Bonjour,
je suis en première et je dois faire un commentaire composée du passage si dessous, extrait du livre Une Vie par Maupassant.
Ma problématique est celle-ci : Quelles sont les différent portraits fait par l'auteur sur Jeanne ? (Peut être changer car bancale)
J'ai ainsi choisi ce plan :
I. La satire indirecte de Jeanne
1) Fusion totale des âmes :
- Sentiment d'amour, de complicité (champ lexical : " tendresse ", " affection ") = relation sereine, fraternel et chaste
- Fusion de deux êtres " mêlant ", " tellement unis " = osmose de deux en un : harmonie totale " …leurs plus secrètes pensé ", transparence, communion totale " jusqu'à "

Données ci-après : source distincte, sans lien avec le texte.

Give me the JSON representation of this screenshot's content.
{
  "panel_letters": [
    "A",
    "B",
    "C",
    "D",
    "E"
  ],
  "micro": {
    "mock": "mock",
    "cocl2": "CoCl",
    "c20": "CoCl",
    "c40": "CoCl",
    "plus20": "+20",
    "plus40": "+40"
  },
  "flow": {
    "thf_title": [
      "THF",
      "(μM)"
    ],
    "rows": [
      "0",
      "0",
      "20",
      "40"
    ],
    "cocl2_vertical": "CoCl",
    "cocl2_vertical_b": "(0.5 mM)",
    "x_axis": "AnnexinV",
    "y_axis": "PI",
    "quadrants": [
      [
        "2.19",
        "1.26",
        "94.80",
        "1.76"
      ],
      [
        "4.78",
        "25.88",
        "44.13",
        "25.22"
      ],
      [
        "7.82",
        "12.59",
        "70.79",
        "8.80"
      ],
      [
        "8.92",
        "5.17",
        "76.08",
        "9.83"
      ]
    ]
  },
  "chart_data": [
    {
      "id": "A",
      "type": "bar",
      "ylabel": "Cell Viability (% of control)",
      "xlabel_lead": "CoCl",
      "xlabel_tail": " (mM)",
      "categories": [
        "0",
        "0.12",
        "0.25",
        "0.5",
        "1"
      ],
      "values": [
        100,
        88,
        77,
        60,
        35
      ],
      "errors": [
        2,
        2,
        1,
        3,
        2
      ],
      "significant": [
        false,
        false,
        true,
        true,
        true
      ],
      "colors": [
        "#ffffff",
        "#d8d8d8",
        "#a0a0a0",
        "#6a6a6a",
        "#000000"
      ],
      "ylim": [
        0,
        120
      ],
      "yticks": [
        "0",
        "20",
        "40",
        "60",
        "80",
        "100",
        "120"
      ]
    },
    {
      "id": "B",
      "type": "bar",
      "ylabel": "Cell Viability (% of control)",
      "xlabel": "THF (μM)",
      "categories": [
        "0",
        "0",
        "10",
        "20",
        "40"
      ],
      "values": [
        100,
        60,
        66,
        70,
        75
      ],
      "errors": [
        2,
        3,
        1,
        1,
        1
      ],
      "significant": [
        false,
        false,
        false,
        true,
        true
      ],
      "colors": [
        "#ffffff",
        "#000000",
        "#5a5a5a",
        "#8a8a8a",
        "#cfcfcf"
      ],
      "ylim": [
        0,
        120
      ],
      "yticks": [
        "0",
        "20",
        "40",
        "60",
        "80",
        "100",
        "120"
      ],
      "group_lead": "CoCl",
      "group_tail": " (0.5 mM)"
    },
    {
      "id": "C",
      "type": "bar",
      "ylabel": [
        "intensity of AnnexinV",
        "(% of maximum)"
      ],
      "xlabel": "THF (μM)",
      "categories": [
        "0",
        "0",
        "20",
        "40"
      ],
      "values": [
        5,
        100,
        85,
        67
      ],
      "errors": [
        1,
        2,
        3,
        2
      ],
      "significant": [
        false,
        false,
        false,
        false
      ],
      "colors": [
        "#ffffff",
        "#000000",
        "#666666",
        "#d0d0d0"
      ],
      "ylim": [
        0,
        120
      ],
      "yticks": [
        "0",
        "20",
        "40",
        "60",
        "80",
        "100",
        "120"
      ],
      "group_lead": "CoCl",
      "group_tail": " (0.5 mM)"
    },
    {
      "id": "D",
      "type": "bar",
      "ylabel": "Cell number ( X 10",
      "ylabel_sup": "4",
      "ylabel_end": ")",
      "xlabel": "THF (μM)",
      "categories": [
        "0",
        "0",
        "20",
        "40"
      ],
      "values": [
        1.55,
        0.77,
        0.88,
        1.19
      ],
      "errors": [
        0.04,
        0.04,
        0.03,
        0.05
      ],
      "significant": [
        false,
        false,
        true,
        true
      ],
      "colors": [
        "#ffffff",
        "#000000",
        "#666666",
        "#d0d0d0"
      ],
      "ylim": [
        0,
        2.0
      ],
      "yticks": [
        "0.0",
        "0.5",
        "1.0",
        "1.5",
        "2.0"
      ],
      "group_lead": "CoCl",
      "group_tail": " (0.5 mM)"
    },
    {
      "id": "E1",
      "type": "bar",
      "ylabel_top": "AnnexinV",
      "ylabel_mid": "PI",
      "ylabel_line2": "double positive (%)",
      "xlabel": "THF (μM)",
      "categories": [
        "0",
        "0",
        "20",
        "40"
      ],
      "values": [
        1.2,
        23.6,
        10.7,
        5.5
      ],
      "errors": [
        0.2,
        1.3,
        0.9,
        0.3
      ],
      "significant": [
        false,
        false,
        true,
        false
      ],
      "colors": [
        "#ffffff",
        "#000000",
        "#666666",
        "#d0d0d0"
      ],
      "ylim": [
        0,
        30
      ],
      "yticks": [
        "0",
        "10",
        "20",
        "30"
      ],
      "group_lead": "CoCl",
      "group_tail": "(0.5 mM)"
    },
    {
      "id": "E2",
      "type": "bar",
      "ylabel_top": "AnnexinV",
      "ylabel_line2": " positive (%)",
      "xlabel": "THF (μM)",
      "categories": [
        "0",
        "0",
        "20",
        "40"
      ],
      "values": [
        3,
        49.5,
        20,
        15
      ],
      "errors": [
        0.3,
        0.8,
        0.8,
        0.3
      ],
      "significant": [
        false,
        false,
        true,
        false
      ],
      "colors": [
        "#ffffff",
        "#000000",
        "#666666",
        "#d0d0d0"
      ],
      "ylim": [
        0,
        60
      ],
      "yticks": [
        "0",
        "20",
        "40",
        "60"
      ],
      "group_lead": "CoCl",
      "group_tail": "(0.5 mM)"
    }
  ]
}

2) L'attente d'une plénitude à venir :
- Le rêve : elle ne connaît pas l'amour
- Une tension dans son attente : " désir de peur ", " anxiété croissante ", " son approche "
- L'emploi du conditionnel : futur dans le passé, projection dans l'avenir
- Rôle de l'interrogation
- Incarnation de l'amour dans une présence vague et imprécise (rôle pronoms : " il ", " lui ")
3) La dérision du romancier naturaliste :
- L'auteur tourne en dérision les espoirs de Jeanne : "elle ne le savait pas, au juste et ne se le demandait même pas".
- Il souligne sa mièvrerie par les allitérations sifflantes a patir de "Et il lui sembla soudain…" , et l'adjectif "suave".
- L'allure générale du passage est assez parodique (motifs romantiques, envolée passionnée suscitée par : "Comment serait-il?").
II. Représentation de Jeanne :
1) L'impatience : (je ne trouve pas quoi y mettre)
2) La Passivité de Jeanne : - Dès la 1ère phrase, le lecteur s'attend à de l'action "et elle se mit à…" mais verbes d'état. Jeanne ne va pas à l'amour, c'est lui qui vient à elle, elle est complètement objet, soumise. Son seul mouvement, dans le dernier paragraphe est "inconscient".
- Pense déjà que le premier venue sera parfait
3) Rêverie : - La 1ère phrase de l'extrait constitue 1 paragraphe = pause = exaltation de la rêverie. Reprise en anadiplose + exclamation nominale montrent que Jeanne fonctionne aux sentiments.
- A la fin du passage, le rêve atteint son paroxysme et devient presque réalité, mais Maupassant dénonce cette volonté de s'aveugler, et montre qu'elle se trompe: beaucoup d'indéfinis, d'approximations, ( "vague", semble" presque"…) Jeanne est bien dans l'erreur et veut étreindre l'abstrait, fusionner avec le vide. M utilise un terme dépréciatif pour désacraliser cette osmose ("haleine").
- Champ lexical
Aider moi s'il vous plaît, il faut que je le prépare pour Mercredi donc c'est Urgent =)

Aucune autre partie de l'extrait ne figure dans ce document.